Quittant le bazar par une rue qu'il ne connaissait pas, il se trouva près de Sainte-Sophie dont il franchit les portes monumentales. Dans cet espace immense admirablement proportionné, de pilier en arc, d'arc en voûte, de voûte en coupole, les milliers de flammes des lampes à huile se reflétaient sur l'or des icônes, les murs de marbres précieux, le brocart des chasubles. La nef était presque vide. Il s'assit sous un christ torturé dont il sentit le regard le pénétrer. Curieusement, sa trahison calculée réveillait en lui un sentiment religieux. Il se leva et, debout, en silence, il affronta ce regard.
« Il faut que je le fasse. Mais je ne t'abandonne pas », dit-il à haute voix.
De retour dans sa chambre, en haut de la colline, il posa sur la table le petit carré de métal poli qui lui servait de miroir ; puis il coupa ses cheveux longs et emmêlés au-dessus des oreilles en ne laissant que les boucles rituelles, les peoth. Il se dévêtit et enfila le tsitsith avec une vague inquiétude : il lui semblait que les franges rampaient contre sa peau. Le caftan noir était moins impressionnant, ce n'était qu'un manteau long : rien de religieux. La barbe était encore clairsemée. Il arrangea les boucles sous le chapeau en forme de cloche, qui heureusement, semblait déjà vieux et usagé.
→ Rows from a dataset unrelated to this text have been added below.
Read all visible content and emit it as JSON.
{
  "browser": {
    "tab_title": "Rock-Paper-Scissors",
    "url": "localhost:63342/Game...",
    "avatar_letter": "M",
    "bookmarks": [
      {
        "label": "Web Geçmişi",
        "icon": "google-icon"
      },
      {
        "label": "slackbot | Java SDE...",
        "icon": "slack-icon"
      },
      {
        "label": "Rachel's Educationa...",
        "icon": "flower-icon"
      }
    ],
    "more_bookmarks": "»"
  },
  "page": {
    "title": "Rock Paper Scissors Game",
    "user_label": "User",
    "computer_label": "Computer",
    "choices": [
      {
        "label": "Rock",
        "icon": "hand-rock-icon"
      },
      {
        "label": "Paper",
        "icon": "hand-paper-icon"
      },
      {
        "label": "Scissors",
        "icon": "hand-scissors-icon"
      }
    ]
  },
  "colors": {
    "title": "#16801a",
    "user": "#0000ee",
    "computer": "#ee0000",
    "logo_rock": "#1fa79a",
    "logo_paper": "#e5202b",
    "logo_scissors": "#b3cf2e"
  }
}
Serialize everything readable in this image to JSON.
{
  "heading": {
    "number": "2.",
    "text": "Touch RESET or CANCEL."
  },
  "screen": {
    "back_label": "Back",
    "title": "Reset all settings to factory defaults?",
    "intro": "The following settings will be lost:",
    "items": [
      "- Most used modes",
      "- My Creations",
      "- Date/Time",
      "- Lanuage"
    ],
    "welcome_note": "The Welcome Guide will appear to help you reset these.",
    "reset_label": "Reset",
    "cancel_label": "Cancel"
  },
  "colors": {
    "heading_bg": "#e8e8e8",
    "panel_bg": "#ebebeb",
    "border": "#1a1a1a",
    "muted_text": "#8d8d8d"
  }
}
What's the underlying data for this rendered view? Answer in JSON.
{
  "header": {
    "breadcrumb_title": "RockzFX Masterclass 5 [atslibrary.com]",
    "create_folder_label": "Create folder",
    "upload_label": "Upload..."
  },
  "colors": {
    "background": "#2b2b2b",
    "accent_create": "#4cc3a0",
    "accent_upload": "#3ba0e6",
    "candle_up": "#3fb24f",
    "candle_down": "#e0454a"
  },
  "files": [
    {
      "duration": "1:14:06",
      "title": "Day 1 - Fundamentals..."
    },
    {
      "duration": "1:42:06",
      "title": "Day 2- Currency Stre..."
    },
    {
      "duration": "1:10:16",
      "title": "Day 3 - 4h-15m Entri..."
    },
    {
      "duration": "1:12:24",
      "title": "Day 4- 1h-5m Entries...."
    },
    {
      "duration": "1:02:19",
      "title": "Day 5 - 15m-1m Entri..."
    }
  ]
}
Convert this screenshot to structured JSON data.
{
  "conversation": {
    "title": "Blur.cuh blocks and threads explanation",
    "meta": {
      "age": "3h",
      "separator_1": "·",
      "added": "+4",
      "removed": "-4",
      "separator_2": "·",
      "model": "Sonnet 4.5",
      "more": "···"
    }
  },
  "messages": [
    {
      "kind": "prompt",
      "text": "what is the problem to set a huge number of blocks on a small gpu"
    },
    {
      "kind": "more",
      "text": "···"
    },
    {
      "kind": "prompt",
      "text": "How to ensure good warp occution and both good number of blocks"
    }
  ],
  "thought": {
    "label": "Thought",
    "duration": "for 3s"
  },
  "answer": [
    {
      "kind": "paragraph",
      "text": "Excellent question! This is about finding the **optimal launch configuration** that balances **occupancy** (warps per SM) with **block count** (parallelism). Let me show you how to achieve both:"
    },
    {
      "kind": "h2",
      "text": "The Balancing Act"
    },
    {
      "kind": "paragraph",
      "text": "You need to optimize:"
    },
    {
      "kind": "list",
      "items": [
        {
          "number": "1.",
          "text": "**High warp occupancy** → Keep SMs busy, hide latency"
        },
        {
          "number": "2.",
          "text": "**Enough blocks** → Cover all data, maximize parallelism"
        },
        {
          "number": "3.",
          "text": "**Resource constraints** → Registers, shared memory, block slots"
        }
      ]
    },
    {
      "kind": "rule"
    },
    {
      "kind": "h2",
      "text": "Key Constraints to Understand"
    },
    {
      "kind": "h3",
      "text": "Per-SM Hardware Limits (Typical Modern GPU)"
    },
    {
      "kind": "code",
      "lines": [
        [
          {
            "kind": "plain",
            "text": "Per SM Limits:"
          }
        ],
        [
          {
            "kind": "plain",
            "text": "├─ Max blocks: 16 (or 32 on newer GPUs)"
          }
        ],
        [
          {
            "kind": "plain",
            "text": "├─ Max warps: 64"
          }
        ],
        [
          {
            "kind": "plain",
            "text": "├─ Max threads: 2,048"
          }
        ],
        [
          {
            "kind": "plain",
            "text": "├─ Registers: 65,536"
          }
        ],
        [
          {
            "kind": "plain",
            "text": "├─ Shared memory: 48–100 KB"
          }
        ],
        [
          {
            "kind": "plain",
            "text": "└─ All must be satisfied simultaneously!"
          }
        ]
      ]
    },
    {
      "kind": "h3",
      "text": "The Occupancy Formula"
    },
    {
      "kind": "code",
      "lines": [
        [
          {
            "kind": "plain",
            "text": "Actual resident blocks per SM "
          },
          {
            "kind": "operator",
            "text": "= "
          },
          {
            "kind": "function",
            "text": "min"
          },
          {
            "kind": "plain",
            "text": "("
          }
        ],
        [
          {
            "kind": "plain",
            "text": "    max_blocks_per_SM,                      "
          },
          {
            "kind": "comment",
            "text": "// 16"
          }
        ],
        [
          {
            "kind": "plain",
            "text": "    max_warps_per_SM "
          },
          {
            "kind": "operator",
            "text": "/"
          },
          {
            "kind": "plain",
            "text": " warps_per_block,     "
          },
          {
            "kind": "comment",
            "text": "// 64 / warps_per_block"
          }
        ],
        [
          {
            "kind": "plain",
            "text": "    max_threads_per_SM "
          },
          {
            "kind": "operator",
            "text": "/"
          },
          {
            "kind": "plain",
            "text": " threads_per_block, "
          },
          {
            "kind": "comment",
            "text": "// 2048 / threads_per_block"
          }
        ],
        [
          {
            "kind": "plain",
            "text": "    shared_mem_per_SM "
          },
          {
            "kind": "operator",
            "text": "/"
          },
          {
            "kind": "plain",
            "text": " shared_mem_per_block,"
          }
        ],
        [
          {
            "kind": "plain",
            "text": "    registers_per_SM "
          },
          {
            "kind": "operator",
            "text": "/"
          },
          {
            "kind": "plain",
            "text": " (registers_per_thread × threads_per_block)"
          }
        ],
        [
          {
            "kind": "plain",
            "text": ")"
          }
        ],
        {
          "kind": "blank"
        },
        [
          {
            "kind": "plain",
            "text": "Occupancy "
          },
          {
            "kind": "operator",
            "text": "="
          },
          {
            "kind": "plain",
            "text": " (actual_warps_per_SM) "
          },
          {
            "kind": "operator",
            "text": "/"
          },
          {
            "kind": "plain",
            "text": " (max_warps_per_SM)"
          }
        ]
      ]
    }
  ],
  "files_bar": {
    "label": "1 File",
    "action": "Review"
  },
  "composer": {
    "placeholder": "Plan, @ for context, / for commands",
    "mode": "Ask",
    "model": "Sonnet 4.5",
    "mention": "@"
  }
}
Il lui fallait un nom. « Reuven »n'avait été à Tryavna qu'une caricature hébraïque de son identité de goy.
Jesse... Un nom qui lui rappelait les lectures à haute voix que Mam lui faisait de la Bible. Un nom fort, avec lequel on pouvait vivre : le nom du père du roi David. Puis il choisit Benjamin comme patronyme, en l'honneur de Merlin, qui lui avait appris ce qu'un médecin pouvait être. Il dirait qu'il venait de Leeds, car il se rappelait très précisément les maisons juives de là-bas.
Dans la rue, il eut envie de fuir en voyant trois prêtres marcher à sa rencontre ; l'un d'eux était le père Tamas. Ils allaient tous trois d'un pas lent, noirs comme des corbeaux et absorbés dans leur conversation. Rob se força à avancer et dit en les croisant :
« La paix soit avec vous. »
Le prêtre grec jeta au Juif un regard méprisant sans répondre à son salut. Calme et confiant, désormais, Jesse ben Benjamin de Leeds sourit et continua son chemin à grands pas, la main contre sa joue droite, comme le rabbenu de Tryavna quand il se promenait, perdu dans ses pensées.
TROISIÈME PARTIE
Ispahan
34. LA DERNIÈRE ÉTAPE
MALGRÉ sa nouvelle apparence, Jesse se sentait encore Rob J. Cole en se rendant au caravansérail à midi. Un important convoi préparait son départ pour Jérusalem et la grande cour n'était qu'un désordre de chameaux, d'ânes et de voitures, où se répondaient les cris des bêtes et des humains qui protestaient les uns contre les autres. Quelques chevaliers normands monopolisaient la zone d'ombre au nord des entrepôts ; vautrés par terre, ivres morts, ils insultaient les passants.